The American Civil Liberties Union is blasting Georgia Attorney General Chris Carr for hitting Cop City protesters with racketeering and state domestic terrorism charges.
Cop City, a $90 million Atlanta-area police training center being built by the state of Georgia, has been protested by residents since former Mayor Keisha Lance Bottoms announced its construction in 2021.
Atlanta residents believe the training center will lead to greater militarization of the police and that its construction will aggravate environmental damage in the majority-Black city. Activists and protesters
have been fighting the Cop City effort for two years, and protests have led to violence and property damage.Earlier this month, Carr obtained indictments against 61 protesters and charged them with the state’s Racketeer Influenced and Corrupt Organizations (RICO) law.

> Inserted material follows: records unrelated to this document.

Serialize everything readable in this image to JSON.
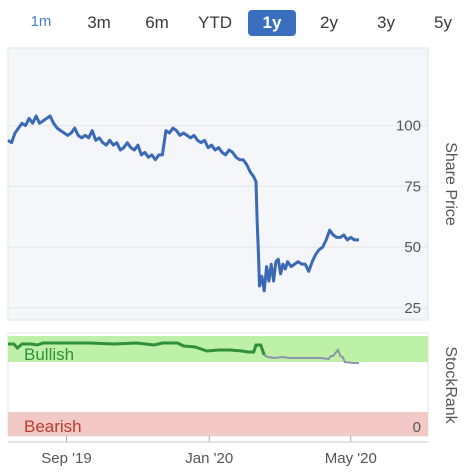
{
  "range_buttons": [
    "1m",
    "3m",
    "6m",
    "YTD",
    "1y",
    "2y",
    "3y",
    "5y"
  ],
  "active_range": "1y",
  "colors": {
    "line": "#3a6ab5",
    "bullish_bg": "#bff0a8",
    "bearish_bg": "#f2c9c5",
    "rank_line": "#2f8f3c",
    "rank_line_after": "#8a97a8",
    "grid": "#e6e6e6",
    "plot_bg": "#f5f6fa"
  },
  "chart_data": [
    {
      "type": "line",
      "ylabel": "Share Price",
      "yticks": [
        25,
        50,
        75,
        100
      ],
      "ylim": [
        20,
        132
      ],
      "x_tick_labels": [
        "Sep '19",
        "Jan '20",
        "May '20"
      ],
      "x_tick_days": [
        0,
        122,
        243
      ],
      "x_range_days": [
        -50,
        309
      ],
      "series": [
        {
          "points": [
            [
              -50,
              94
            ],
            [
              -47,
              93
            ],
            [
              -44,
              97
            ],
            [
              -41,
              99
            ],
            [
              -38,
              101
            ],
            [
              -35,
              100
            ],
            [
              -32,
              103
            ],
            [
              -29,
              101
            ],
            [
              -26,
              104
            ],
            [
              -23,
              101
            ],
            [
              -20,
              102
            ],
            [
              -17,
              103
            ],
            [
              -14,
              104
            ],
            [
              -11,
              101
            ],
            [
              -8,
              99
            ],
            [
              -5,
              98
            ],
            [
              -2,
              97
            ],
            [
              1,
              96
            ],
            [
              4,
              97
            ],
            [
              7,
              99
            ],
            [
              10,
              96
            ],
            [
              13,
              95
            ],
            [
              16,
              96
            ],
            [
              19,
              95
            ],
            [
              22,
              98
            ],
            [
              25,
              94
            ],
            [
              28,
              95
            ],
            [
              31,
              93
            ],
            [
              34,
              92
            ],
            [
              37,
              94
            ],
            [
              40,
              92
            ],
            [
              43,
              93
            ],
            [
              46,
              90
            ],
            [
              49,
              91
            ],
            [
              52,
              93
            ],
            [
              55,
              91
            ],
            [
              58,
              90
            ],
            [
              61,
              92
            ],
            [
              64,
              88
            ],
            [
              67,
              89
            ],
            [
              70,
              87
            ],
            [
              73,
              88
            ],
            [
              76,
              86
            ],
            [
              79,
              88
            ],
            [
              82,
              88
            ],
            [
              85,
              98
            ],
            [
              88,
              97
            ],
            [
              91,
              99
            ],
            [
              94,
              98
            ],
            [
              97,
              96
            ],
            [
              100,
              97
            ],
            [
              103,
              96
            ],
            [
              106,
              95
            ],
            [
              109,
              96
            ],
            [
              112,
              94
            ],
            [
              115,
              93
            ],
            [
              118,
              94
            ],
            [
              121,
              91
            ],
            [
              124,
              92
            ],
            [
              127,
              90
            ],
            [
              130,
              91
            ],
            [
              133,
              89
            ],
            [
              136,
              88
            ],
            [
              139,
              90
            ],
            [
              142,
              89
            ],
            [
              145,
              87
            ],
            [
              148,
              86
            ],
            [
              151,
              86
            ],
            [
              154,
              84
            ],
            [
              157,
              81
            ],
            [
              160,
              79
            ],
            [
              162,
              77
            ],
            [
              163,
              60
            ],
            [
              164,
              48
            ],
            [
              165,
              34
            ],
            [
              167,
              38
            ],
            [
              169,
              32
            ],
            [
              171,
              42
            ],
            [
              173,
              36
            ],
            [
              175,
              43
            ],
            [
              177,
              36
            ],
            [
              179,
              44
            ],
            [
              181,
              45
            ],
            [
              183,
              39
            ],
            [
              185,
              43
            ],
            [
              187,
              41
            ],
            [
              189,
              44
            ],
            [
              192,
              42
            ],
            [
              195,
              43
            ],
            [
              198,
              44
            ],
            [
              201,
              43
            ],
            [
              204,
              43
            ],
            [
              207,
              40
            ],
            [
              210,
              44
            ],
            [
              213,
              47
            ],
            [
              216,
              49
            ],
            [
              219,
              50
            ],
            [
              222,
              53
            ],
            [
              225,
              57
            ],
            [
              228,
              55
            ],
            [
              231,
              54
            ],
            [
              234,
              54
            ],
            [
              237,
              55
            ],
            [
              240,
              53
            ],
            [
              243,
              54
            ],
            [
              246,
              53
            ],
            [
              250,
              53
            ]
          ]
        }
      ]
    },
    {
      "type": "line",
      "ylabel": "StockRank",
      "yticks": [
        0
      ],
      "ylim": [
        0,
        100
      ],
      "bands": [
        "Bullish",
        "Bearish"
      ],
      "series": [
        {
          "points": [
            [
              -50,
              92
            ],
            [
              -45,
              92
            ],
            [
              -42,
              88
            ],
            [
              -38,
              92
            ],
            [
              -30,
              92
            ],
            [
              -25,
              91
            ],
            [
              -20,
              93
            ],
            [
              -10,
              93
            ],
            [
              0,
              93
            ],
            [
              20,
              93
            ],
            [
              40,
              92
            ],
            [
              60,
              93
            ],
            [
              75,
              91
            ],
            [
              82,
              93
            ],
            [
              95,
              93
            ],
            [
              100,
              90
            ],
            [
              110,
              89
            ],
            [
              120,
              85
            ],
            [
              130,
              86
            ],
            [
              140,
              86
            ],
            [
              150,
              85
            ],
            [
              155,
              84
            ],
            [
              160,
              84
            ],
            [
              162,
              91
            ],
            [
              166,
              91
            ],
            [
              169,
              81
            ],
            [
              172,
              79
            ],
            [
              178,
              78
            ],
            [
              185,
              79
            ],
            [
              190,
              78
            ],
            [
              200,
              78
            ],
            [
              210,
              78
            ],
            [
              218,
              78
            ],
            [
              224,
              77
            ],
            [
              226,
              80
            ],
            [
              228,
              80
            ],
            [
              232,
              86
            ],
            [
              234,
              80
            ],
            [
              236,
              79
            ],
            [
              238,
              74
            ],
            [
              245,
              73
            ],
            [
              250,
              73
            ]
          ]
        }
      ]
    }
  ]
}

Each protestor now faces up to 20 years in prison. Three bail fund organizers also face additional money laundering charges, and five protestors have been charged with state domestic terrorism charges.
The ACLU called the charges excessive, shocking, and unprecedented. The organization says RICO charges
are intended to combat organized crime, not to punish protest, civil disobedience, and isolated crimes, adding Carr is trying to prosecute the protest movement as if it were a full-fledged criminal organization, even though the alleged conduct is much less severe.The indictment’s list of alleged criminal conduct included people trying to occupy the forest where Cop City would be located and characterized as individuals attempting to join a “mob” to overwhelm the police. Even non-criminal acts, including buying food and distributing fliers, are being made out to be the cornerstone of a coordinated criminal scheme in the indictment.
This isn’t the first time Cop City protesters have been hit with excessive charges. In April, police arrested Caroline Hart Tennebaum, Abeeku Osei Vassall, and Julia Dupuis after they left a flier on mailboxes in Cartersville, Georgia, calling officer Jonathan Salcedo, who lived in the neighborhood a “murderer” for his part in the January shooting and killing of activist Manuel Paez Terán.
The three were charged with stalking and were later hit with felony intimidation of law enforcement. Language was added to the intimidation charge in 2012 to a statute on intimidating “any officer in or of any court.”
According to Dupuis’ mother, Caroline Verhagen, they were also placed in solitary confinement for four days.
“It raises serious First Amendment concerns,” the ACLU of Georgia wrote, according to The Guardian. “It is also part of a broader pattern of the state of Georgia weaponizing the criminal code to unconditionally protect law enforcement and to silence speech critical of the government.”